“A tontura da fome é pior do que a do álcool. A tontura do álcool nos impele a cantar. Mas a da fome nos faz tremer. Percebi que é horrível ter só ar dentro do estômago”. Esta é uma frase emblemática e escrita por uma das mais consagradas escritoras do nosso país. Foi Carolina Maria de Jesus, mulher negra, favelada, mãe, escritora, catadora, compositora e poetisa brasileira, nascida em Minas Gerais, que deixou as suas experiências de vida descritas em livros para termos contato com a realidade da época, mas também para nos sentirmos incomodados e assim lutarmos para que ninguém mais sinta “tontura de fome”.

Infelizmente, o nosso país neste ano de 2021 voltou ao mapa da fome num momento em que vivenciamos inúmeras consequências do agravamento da crise econômica em meio a uma pandemia. O ano ainda não terminou e já houve mais de 600 mil mortes pela Covid-19; o desemprego aumentou; a água do Rio de Janeiro foi privatizada; além de muitas outras violências, violações de direitos e desesperanças. A retirada de direitos impacta as mesmas famílias, populações negras, indígenas e pobres, as mesmas identificadas por por Carolina Maria de Jesus em sua época.

Neste exato momento, famílias e mais famílias sentem a dor do vazio no estômago, a tontura da fome. Dados do grupo de pesquisa “Alimento para Justiça: Poder, Política e Desigualdades Alimentares na Bioeconomia”, com sede na Freie Universität Berlin, na Alemanha, apontam que 125,6 milhões de brasileiros sofreram com insegurança alimentar durante a pandemia. O número equivale a 59,3% da população do país e se baseia em pesquisa realizada entre agosto e dezembro de 2020.

Assim que a pandemia foi decretada, em março de 2020, as populações negras, indígenas e pobres já sabiam que seriam as mais afetadas. Afinal, são estes territórios que sobrevivem há mais de um século sem água, saneamento, direito à habitação e tantos outros problemas diários das populações mais vulnerabilizadas.

É uma demonstração de crueldade, num momento crítico como esse, cessar um programa como o Bolsa Família, programa de transferência de renda considerado modelo no mundo, em curso desde 2003, sem antes apontar, estruturalmente, o seu substituto. Bolsonaro promove um governo de morte: ou mata de Covid, ou de tiro ou de fome!

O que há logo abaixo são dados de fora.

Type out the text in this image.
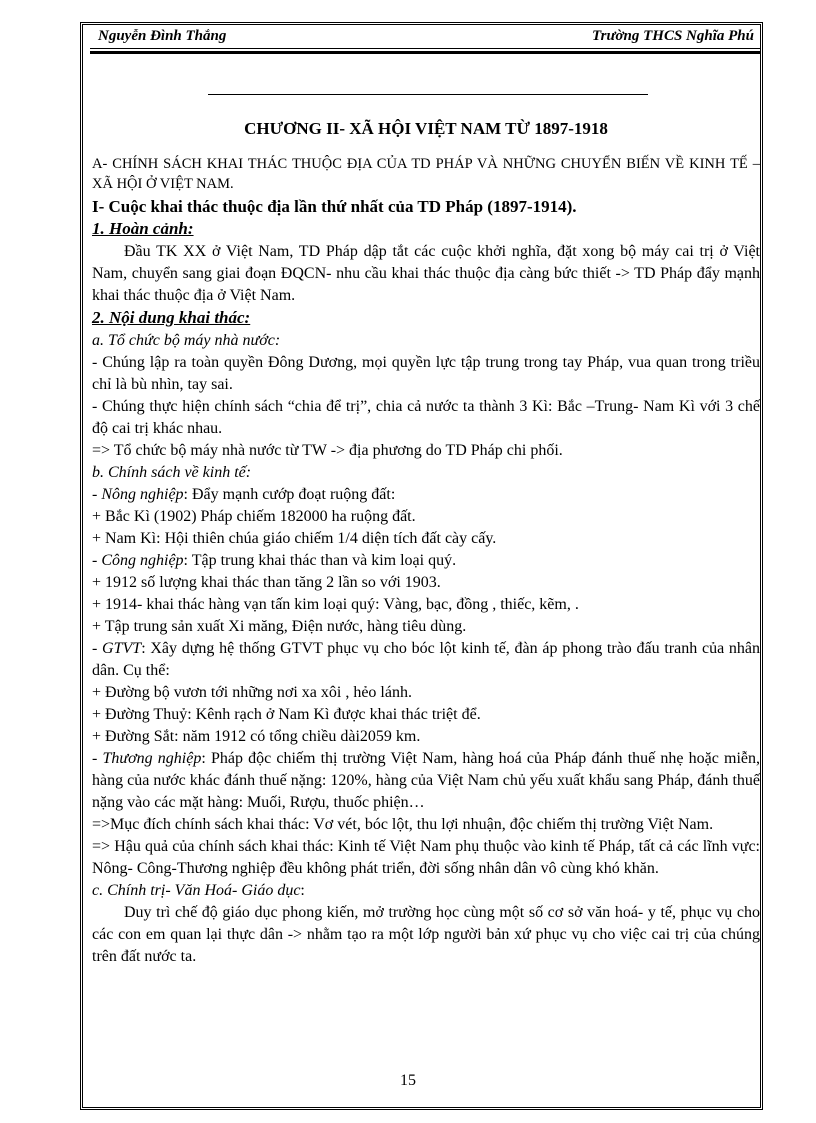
Nguyễn Đình Thắng	Trường THCS Nghĩa Phú
CHƯƠNG II- XÃ HỘI VIỆT NAM TỪ 1897-1918

A- CHÍNH SÁCH KHAI THÁC THUỘC ĐỊA CỦA TD PHÁP VÀ NHỮNG CHUYỂN BIẾN VỀ KINH TẾ – XÃ HỘI Ở VIỆT NAM.

I- Cuộc khai thác thuộc địa lần thứ nhất của TD Pháp (1897-1914).

1. Hoàn cảnh:

Đầu TK XX ở Việt Nam, TD Pháp dập tắt các cuộc khởi nghĩa, đặt xong bộ máy cai trị ở Việt Nam, chuyển sang giai đoạn ĐQCN- nhu cầu khai thác thuộc địa càng bức thiết -> TD Pháp đẩy mạnh khai thác thuộc địa ở Việt Nam.

2. Nội dung khai thác:

a. Tổ chức bộ máy nhà nước:

- Chúng lập ra toàn quyền Đông Dương, mọi quyền lực tập trung trong tay Pháp, vua quan trong triều chỉ là bù nhìn, tay sai.

- Chúng thực hiện chính sách “chia để trị”, chia cả nước ta thành 3 Kì: Bắc –Trung- Nam Kì với 3 chế độ cai trị khác nhau.

=> Tổ chức bộ máy nhà nước từ TW -> địa phương do TD Pháp chi phối.

b. Chính sách về kinh tế:

- Nông nghiệp: Đẩy mạnh cướp đoạt ruộng đất:

+ Bắc Kì (1902) Pháp chiếm 182000 ha ruộng đất.

+ Nam Kì: Hội thiên chúa giáo chiếm 1/4 diện tích đất cày cấy.

- Công nghiệp: Tập trung khai thác than và kim loại quý.

+ 1912 số lượng khai thác than tăng 2 lần so với 1903.

+ 1914- khai thác hàng vạn tấn kim loại quý: Vàng, bạc, đồng , thiếc, kẽm, .

+ Tập trung sản xuất Xi măng, Điện nước, hàng tiêu dùng.

- GTVT: Xây dựng hệ thống GTVT phục vụ cho bóc lột kinh tế, đàn áp phong trào đấu tranh của nhân dân. Cụ thể:

+ Đường bộ vươn tới những nơi xa xôi , hẻo lánh.

+ Đường Thuỷ: Kênh rạch ở Nam Kì được khai thác triệt để.

+ Đường Sắt: năm 1912 có tổng chiều dài2059 km.

- Thương nghiệp: Pháp độc chiếm thị trường Việt Nam, hàng hoá của Pháp đánh thuế nhẹ hoặc miễn, hàng của nước khác đánh thuế nặng: 120%, hàng của Việt Nam chủ yếu xuất khẩu sang Pháp, đánh thuế nặng vào các mặt hàng: Muối, Rượu, thuốc phiện…

=>Mục đích chính sách khai thác: Vơ vét, bóc lột, thu lợi nhuận, độc chiếm thị trường Việt Nam.

=> Hậu quả của chính sách khai thác: Kinh tế Việt Nam phụ thuộc vào kinh tế Pháp, tất cả các lĩnh vực: Nông- Công-Thương nghiệp đều không phát triển, đời sống nhân dân vô cùng khó khăn.

c. Chính trị- Văn Hoá- Giáo dục:

Duy trì chế độ giáo dục phong kiến, mở trường học cùng một số cơ sở văn hoá- y tế, phục vụ cho các con em quan lại thực dân -> nhằm tạo ra một lớp người bản xứ phục vụ cho việc cai trị của chúng trên đất nước ta.

15
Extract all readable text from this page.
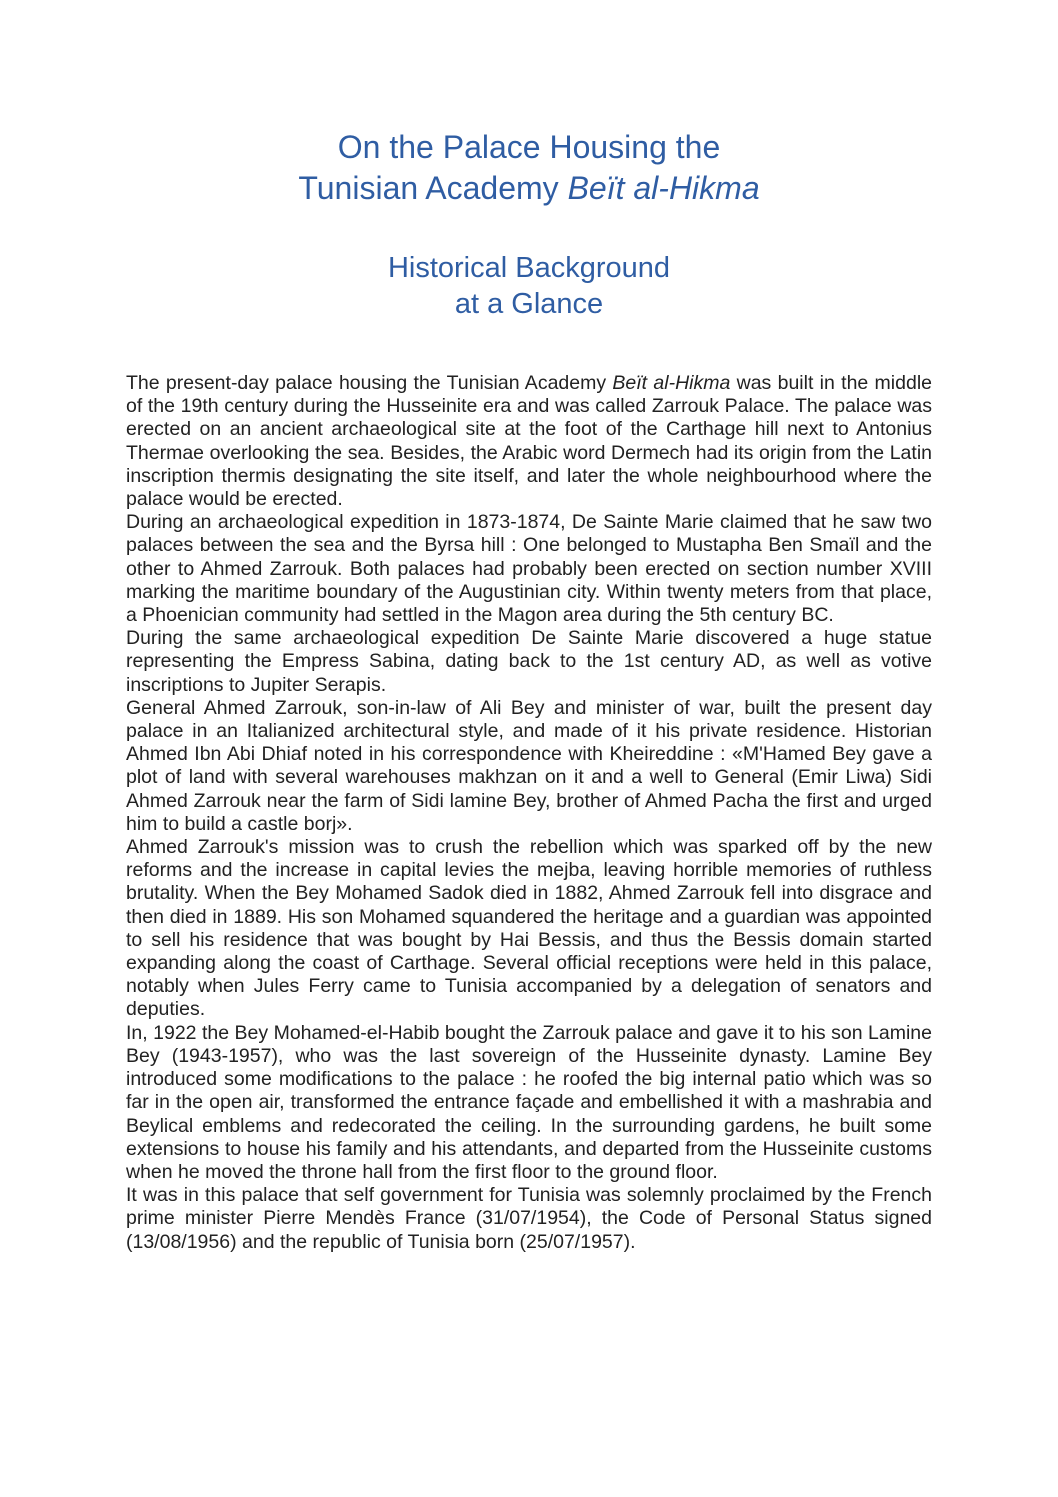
On the Palace Housing the
Tunisian Academy Beït al-Hikma
Historical Background
at a Glance

The present-day palace housing the Tunisian Academy Beït al-Hikma was built in the middle of the 19th century during the Husseinite era and was called Zarrouk Palace. The palace was erected on an ancient archaeological site at the foot of the Carthage hill next to Antonius Thermae overlooking the sea. Besides, the Arabic word Dermech had its origin from the Latin inscription thermis designating the site itself, and later the whole neighbourhood where the palace would be erected.

During an archaeological expedition in 1873-1874, De Sainte Marie claimed that he saw two palaces between the sea and the Byrsa hill : One belonged to Mustapha Ben Smaïl and the other to Ahmed Zarrouk. Both palaces had probably been erected on section number XVIII marking the maritime boundary of the Augustinian city. Within twenty meters from that place, a Phoenician community had settled in the Magon area during the 5th century BC.

During the same archaeological expedition De Sainte Marie discovered a huge statue representing the Empress Sabina, dating back to the 1st century AD, as well as votive inscriptions to Jupiter Serapis.

General Ahmed Zarrouk, son-in-law of Ali Bey and minister of war, built the present day palace in an Italianized architectural style, and made of it his private residence. Historian Ahmed Ibn Abi Dhiaf noted in his correspondence with Kheireddine : «M'Hamed Bey gave a plot of land with several warehouses makhzan on it and a well to General (Emir Liwa) Sidi Ahmed Zarrouk near the farm of Sidi lamine Bey, brother of Ahmed Pacha the first and urged him to build a castle borj».

Ahmed Zarrouk's mission was to crush the rebellion which was sparked off by the new reforms and the increase in capital levies the mejba, leaving horrible memories of ruthless brutality. When the Bey Mohamed Sadok died in 1882, Ahmed Zarrouk fell into disgrace and then died in 1889. His son Mohamed squandered the heritage and a guardian was appointed to sell his residence that was bought by Hai Bessis, and thus the Bessis domain started expanding along the coast of Carthage. Several official receptions were held in this palace, notably when Jules Ferry came to Tunisia accompanied by a delegation of senators and deputies.

In, 1922 the Bey Mohamed-el-Habib bought the Zarrouk palace and gave it to his son Lamine Bey (1943-1957), who was the last sovereign of the Husseinite dynasty. Lamine Bey introduced some modifications to the palace : he roofed the big internal patio which was so far in the open air, transformed the entrance façade and embellished it with a mashrabia and Beylical emblems and redecorated the ceiling. In the surrounding gardens, he built some extensions to house his family and his attendants, and departed from the Husseinite customs when he moved the throne hall from the first floor to the ground floor.

It was in this palace that self government for Tunisia was solemnly proclaimed by the French prime minister Pierre Mendès France (31/07/1954), the Code of Personal Status signed (13/08/1956) and the republic of Tunisia born (25/07/1957).
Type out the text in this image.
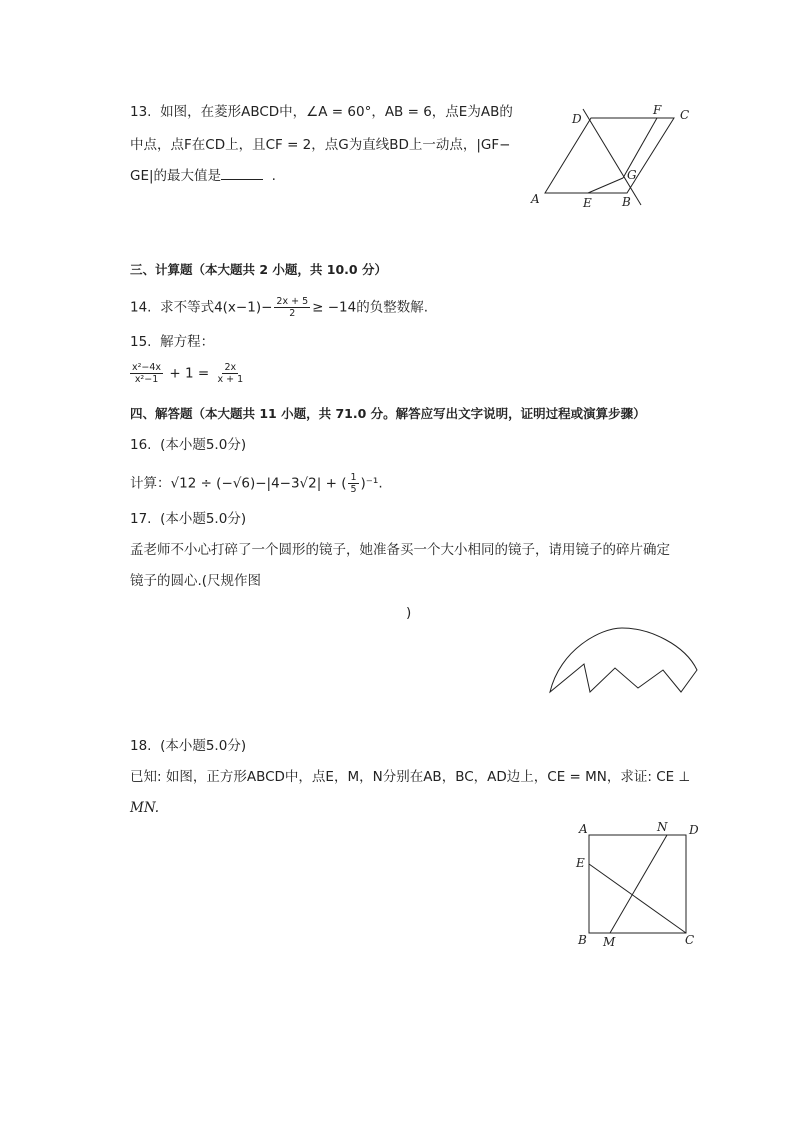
13. 如图，在菱形ABCD中，∠A = 60°，AB = 6，点E为AB的
中点，点F在CD上，且CF = 2，点G为直线BD上一动点，|GF−
GE|的最大值是	.
D
F C
G
A	E	B
三、计算题（本大题共 2 小题，共 10.0 分）
14. 求不等式$4(x-1)- \frac{2x + 5}{2} \ge -14$的负整数解.
15. 解方程：
$\frac{\text{x²−4x}}{\text{x²−1}} + 1 = \frac{2x}{x + 1}$
四、解答题（本大题共 11 小题，共 71.0 分。解答应写出文字说明，证明过程或演算步骤）
16. (本小题5.0分)
计算：√12 ÷ (−√6)−|4−3√2| + ( $\frac{1}{5} )^{-1}$.
17. (本小题5.0分)
孟老师不小心打碎了一个圆形的镜子，她准备买一个大小相同的镜子，请用镜子的碎片确定
镜子的圆心.(尺规作图
)
18. (本小题5.0分)
已知: 如图，正方形ABCD中，点E，M，N分别在AB，BC，AD边上，CE = MN，求证: CE ⊥
MN.
A	N D
E
B M	C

Precisamos mudar a realidade da fome. Carolina não deveria ter sentido a tontura da fome, as famílias negras e faveladas de hoje também não. Quem promove a fome não poderia determinar as regras e nem comandar as nossas vidas!

Na Alerj, presido a Comissão Especial de Enfrentamento à Miséria e a Pobreza Extrema, que articula dois eixos fundamentais de formulação: políticas emergenciais para combate à fome e políticas estruturantes de soberania alimentar. A soberania alimentar envolve mecanismos de produção e distribuição de alimentos nutritivos e sustentáveis com autonomia. Seguimos lutando por políticas públicas que tenham as populações negras, indígenas, pobres e faveladas como prioridade, como a nossa proposta de renda básica fluminense.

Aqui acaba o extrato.